Salir de la ciudad me produjo un efecto reconfortante. Me sentí bien, aliviado, como si me hubieran quitado un peso enorme de encima. Una hora después, paramos en un restaurante al lado del Sisga, desde el cual se podía ver buena parte de la laguna. Comimos huevos con arepa y chocolate bien espeso. Elvis se comió un pan completo que compramos para él. Luego pasamos el Puente de Boyacá y torcimos a la izquierda hacia el municipio de Samacá. El paisaje, poco a poco, iba cambiando y el verde esplendoroso de la sabana iba desapareciendo para darle pie a una arena rojiza que indicaba que estábamos entrando ya en el desierto.

Me gustaba estar con el tío porque era muy tranquilo y no me daba órdenes. Todo me lo preguntaba con amabilidad, como si tuviéramos la misma edad. Nunca se había casado ni había tenido hijos. Se la pasaba viajando con un morral al hombro y hoy estaba aquí, mañana allá y pasado mañana quién sabe dónde. De nuestros primeros viajes a México y a Bolivia yo tenía dos cuadernos atiborrados de notas.
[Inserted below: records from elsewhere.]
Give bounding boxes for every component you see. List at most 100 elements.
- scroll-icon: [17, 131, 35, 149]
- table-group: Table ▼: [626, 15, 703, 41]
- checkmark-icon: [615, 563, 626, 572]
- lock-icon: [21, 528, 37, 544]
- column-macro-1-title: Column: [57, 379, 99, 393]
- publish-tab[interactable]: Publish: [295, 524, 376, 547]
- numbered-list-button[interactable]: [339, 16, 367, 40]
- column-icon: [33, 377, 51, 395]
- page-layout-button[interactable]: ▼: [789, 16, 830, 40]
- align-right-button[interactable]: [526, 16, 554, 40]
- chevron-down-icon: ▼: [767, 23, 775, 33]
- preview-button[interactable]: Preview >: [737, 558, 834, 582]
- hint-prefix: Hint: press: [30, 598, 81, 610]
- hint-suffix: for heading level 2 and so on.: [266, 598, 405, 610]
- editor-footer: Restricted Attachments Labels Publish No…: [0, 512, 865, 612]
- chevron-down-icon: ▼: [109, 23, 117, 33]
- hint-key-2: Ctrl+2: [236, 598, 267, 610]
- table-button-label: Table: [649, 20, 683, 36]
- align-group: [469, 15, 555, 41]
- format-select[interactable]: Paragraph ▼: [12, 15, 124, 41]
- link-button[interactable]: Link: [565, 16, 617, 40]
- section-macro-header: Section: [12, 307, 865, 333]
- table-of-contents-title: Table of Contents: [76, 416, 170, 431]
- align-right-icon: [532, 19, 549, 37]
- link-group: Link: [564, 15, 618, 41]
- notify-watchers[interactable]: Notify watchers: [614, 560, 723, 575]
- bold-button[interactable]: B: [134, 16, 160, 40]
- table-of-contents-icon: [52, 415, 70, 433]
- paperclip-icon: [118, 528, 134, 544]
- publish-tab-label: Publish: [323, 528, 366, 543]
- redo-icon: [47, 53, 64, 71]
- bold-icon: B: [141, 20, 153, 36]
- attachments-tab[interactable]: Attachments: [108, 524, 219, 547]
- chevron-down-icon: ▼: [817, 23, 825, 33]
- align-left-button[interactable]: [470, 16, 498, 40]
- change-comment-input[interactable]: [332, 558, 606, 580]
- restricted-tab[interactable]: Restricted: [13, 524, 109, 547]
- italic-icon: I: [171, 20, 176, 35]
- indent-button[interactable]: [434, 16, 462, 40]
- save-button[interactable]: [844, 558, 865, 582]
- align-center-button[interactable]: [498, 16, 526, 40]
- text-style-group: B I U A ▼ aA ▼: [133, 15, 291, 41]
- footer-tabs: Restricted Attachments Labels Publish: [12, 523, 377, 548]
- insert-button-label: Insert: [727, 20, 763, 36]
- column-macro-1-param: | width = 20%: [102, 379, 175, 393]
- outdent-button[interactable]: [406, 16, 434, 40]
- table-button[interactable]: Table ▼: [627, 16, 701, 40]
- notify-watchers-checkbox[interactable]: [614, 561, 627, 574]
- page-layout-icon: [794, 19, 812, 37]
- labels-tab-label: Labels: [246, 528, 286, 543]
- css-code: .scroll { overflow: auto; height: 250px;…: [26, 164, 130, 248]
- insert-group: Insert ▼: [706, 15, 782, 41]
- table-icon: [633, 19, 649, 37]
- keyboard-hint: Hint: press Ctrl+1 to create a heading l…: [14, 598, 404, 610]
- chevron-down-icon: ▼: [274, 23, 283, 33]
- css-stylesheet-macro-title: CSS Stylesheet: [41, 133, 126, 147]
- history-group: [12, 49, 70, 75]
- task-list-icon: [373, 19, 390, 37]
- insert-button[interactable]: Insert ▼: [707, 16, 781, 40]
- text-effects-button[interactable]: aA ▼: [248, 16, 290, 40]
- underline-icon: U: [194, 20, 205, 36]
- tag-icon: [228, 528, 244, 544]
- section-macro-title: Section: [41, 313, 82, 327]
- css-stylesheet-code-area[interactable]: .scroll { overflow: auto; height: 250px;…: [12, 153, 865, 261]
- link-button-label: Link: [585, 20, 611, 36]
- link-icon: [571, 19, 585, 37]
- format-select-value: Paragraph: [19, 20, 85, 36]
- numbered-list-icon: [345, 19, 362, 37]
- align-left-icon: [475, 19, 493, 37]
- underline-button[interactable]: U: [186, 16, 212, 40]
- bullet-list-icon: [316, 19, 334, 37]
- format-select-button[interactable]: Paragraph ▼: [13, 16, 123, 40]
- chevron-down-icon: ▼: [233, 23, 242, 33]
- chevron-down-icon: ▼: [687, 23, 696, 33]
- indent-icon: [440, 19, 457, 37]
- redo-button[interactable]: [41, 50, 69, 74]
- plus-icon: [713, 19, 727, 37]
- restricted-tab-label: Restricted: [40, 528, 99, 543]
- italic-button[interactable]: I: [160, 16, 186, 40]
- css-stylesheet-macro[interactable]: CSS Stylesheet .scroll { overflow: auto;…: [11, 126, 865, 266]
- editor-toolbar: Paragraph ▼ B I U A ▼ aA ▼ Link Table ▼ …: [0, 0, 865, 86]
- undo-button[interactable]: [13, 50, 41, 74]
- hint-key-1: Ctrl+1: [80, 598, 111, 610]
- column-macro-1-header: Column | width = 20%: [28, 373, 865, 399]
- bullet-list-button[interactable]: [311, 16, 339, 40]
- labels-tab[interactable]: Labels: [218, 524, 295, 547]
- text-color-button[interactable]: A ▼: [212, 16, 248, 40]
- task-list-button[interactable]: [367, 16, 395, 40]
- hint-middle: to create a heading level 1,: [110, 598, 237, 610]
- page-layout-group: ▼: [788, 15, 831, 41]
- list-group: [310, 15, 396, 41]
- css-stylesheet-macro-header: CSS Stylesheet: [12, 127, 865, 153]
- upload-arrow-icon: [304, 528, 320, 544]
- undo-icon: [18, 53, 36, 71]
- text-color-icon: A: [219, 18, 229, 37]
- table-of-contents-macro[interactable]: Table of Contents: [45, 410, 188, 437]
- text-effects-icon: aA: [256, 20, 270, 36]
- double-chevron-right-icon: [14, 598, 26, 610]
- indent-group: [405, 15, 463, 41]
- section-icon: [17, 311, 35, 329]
Mi mamá decía que él había sido así desde chiquito, libre, independiente, y no le gustaba que nadie interfiriera con esa libertad que siempre le permitía hacer lo que él quisiera. Tal vez por eso mismo es que era tan cuidadoso en su trato conmigo: porque a él tampoco le gustaba que nadie lo mandara ni le diera órdenes. Cuando sea grande me encantaría ser como él y llevar también una vida aventurera y sin ataduras.

Finalmente el jeep entró en un pueblo blanco con las calles empedradas y empezó a moverse de un lado para otro. Era Villa de Leyva. Llegamos hasta la plaza principal y me pareció enorme, interminable. No recuerdo haber visto ninguna plaza de ese tamaño. Tenía los labios resecos, cuarteados, y me di cuenta de que Elvis jadeaba pidiendo algo de beber. Estábamos ya en pleno desierto y yo no sabía todavía la historia tan sorprendente que me estaba esperando en ese lugar.